A few years ago, BorchertField.com contributor Paul Tenpenny chronicled the story of the Brewers' 1942 jacket patch, and how at least one single exemplar survived. Today, we have a sequel of sorts, with another priceless patch from Milwaukee's baseball history.

Or, rather, with two patches.

To begin at the beginning, it's no secret that I've been a bit obsessed by the Milwaukee Chicks/Schnitts for some time. Back in 2013, I pitched the Brewers on my idea for a Turn Back the Clock event honoring the AAGPBL team on its 70th Anniversary. Now, with the 75th Anniversary in sight, I'm doing it again.


The biggest problem with throwback uniforms, however, is that we don't have great reference material on what they actually wore back in 1944. We've been able to re-create their caps, but the uniforms themselves have been trickier to nail down. In every photo I've seen, the Milwaukee city seal-inspired patch was reduced to a black blob with white outlines.

So when I heard that the Milwaukee Historical Society had amassed an exhibit of Milwaukee's complete sporting history, I hoped that we'd get a better photo of the uniforms. We didn't, but we got something much, much better.


Two patches were presented in a display case with a Schnitts program and scrapbook, along with some Brewers and Milwaukee Bears artifacts. One had been roughly removed from a uniform, the other more carefully cut out.


The patches were loaned to the exhibition by the Northern Indiana Historical Society in South Bend, the primary repository of AAGPBL artifacts.


And now so many questions have been answered. The uniform patch was black and red, so it's easy to see how these details could so easily get lost in black and white photographs.

The design is executed in beautiful chainstitch.


Look at that detail. The care they put into making these.

At the heart of the design is the seal of the City of Milwaukee.


Compare the patch with the actual city seal, and you can see that they've done a pretty good job reproducing it in chainstitch.


The iconography is straightforward, if cluttered; we have a railroad engine on top, the old City Hall on the right, and a steamboat and clipper at the bottom. The building on the left is usually identified as "a house", but it's not clear if it was ever intended to represent a specific building. But at the center, the sun rises over the lake, a lighthouse, and its keeper.
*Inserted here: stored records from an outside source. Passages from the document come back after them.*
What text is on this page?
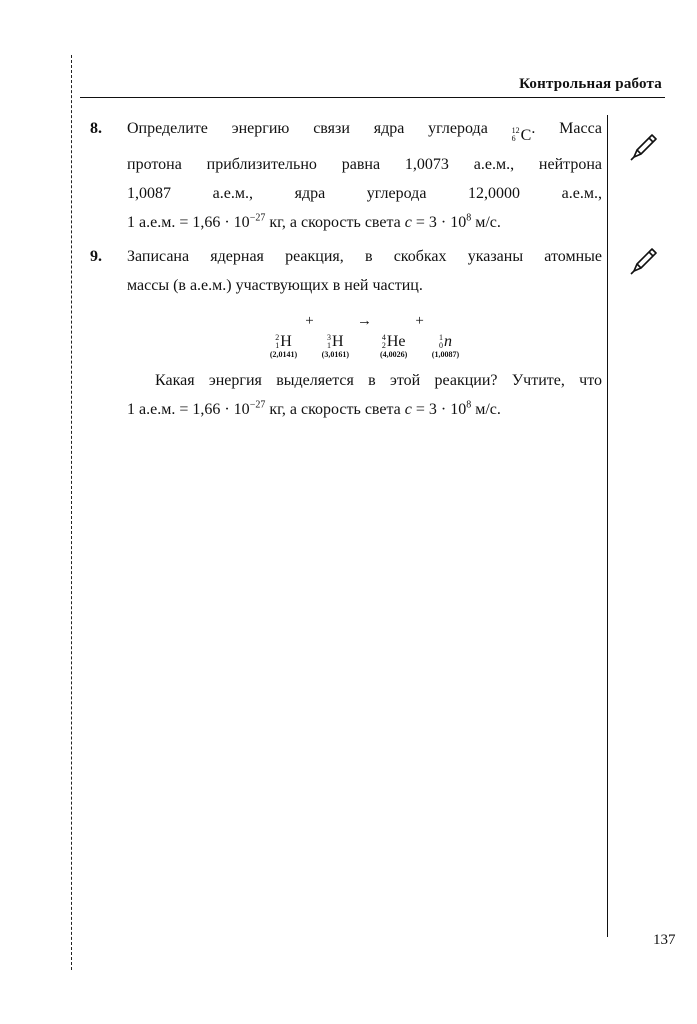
Контрольная работа
8. Определите энергию связи ядра углерода 12
6 C . Масса
протона приблизительно равна 1,0073 а.е.м., нейтрона
1,0087 а.е.м., ядра углерода 12,0000 а.е.м.,
1 а.е.м. = $1,66 \cdot 10^{-27}$ кг, а скорость света $c = 3 \cdot 10^8$ м/с.
9. Записана ядерная реакция, в скобках указаны атомные
массы (в а.е.м.) участвующих в ней частиц.
2
1 H
(2,0141)
+
3
1 H
(3,0161)
→
4
2 He
(4,0026)
+
1
0 n
(1,0087)
Какая энергия выделяется в этой реакции? Учтите, что
1 а.е.м. = $1,66 \cdot 10^{-27}$ кг, а скорость света $c = 3 \cdot 10^8$ м/с.
137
The patch manages to capture the basic essense of the four outer lobes, although the lighthouse suffers somewhat in the telling. But on the whole, a pretty faithful representation of the civic seal.

And now that we finally know what the Schnitts wore on their uniform, we can make the case to our Brewers that they should honor these women with a Turn Back the Clock event in 2019, the 75th Anniversary of the Schnitts' first and only season, and the AAGPBL championship they brought home to the Cream City.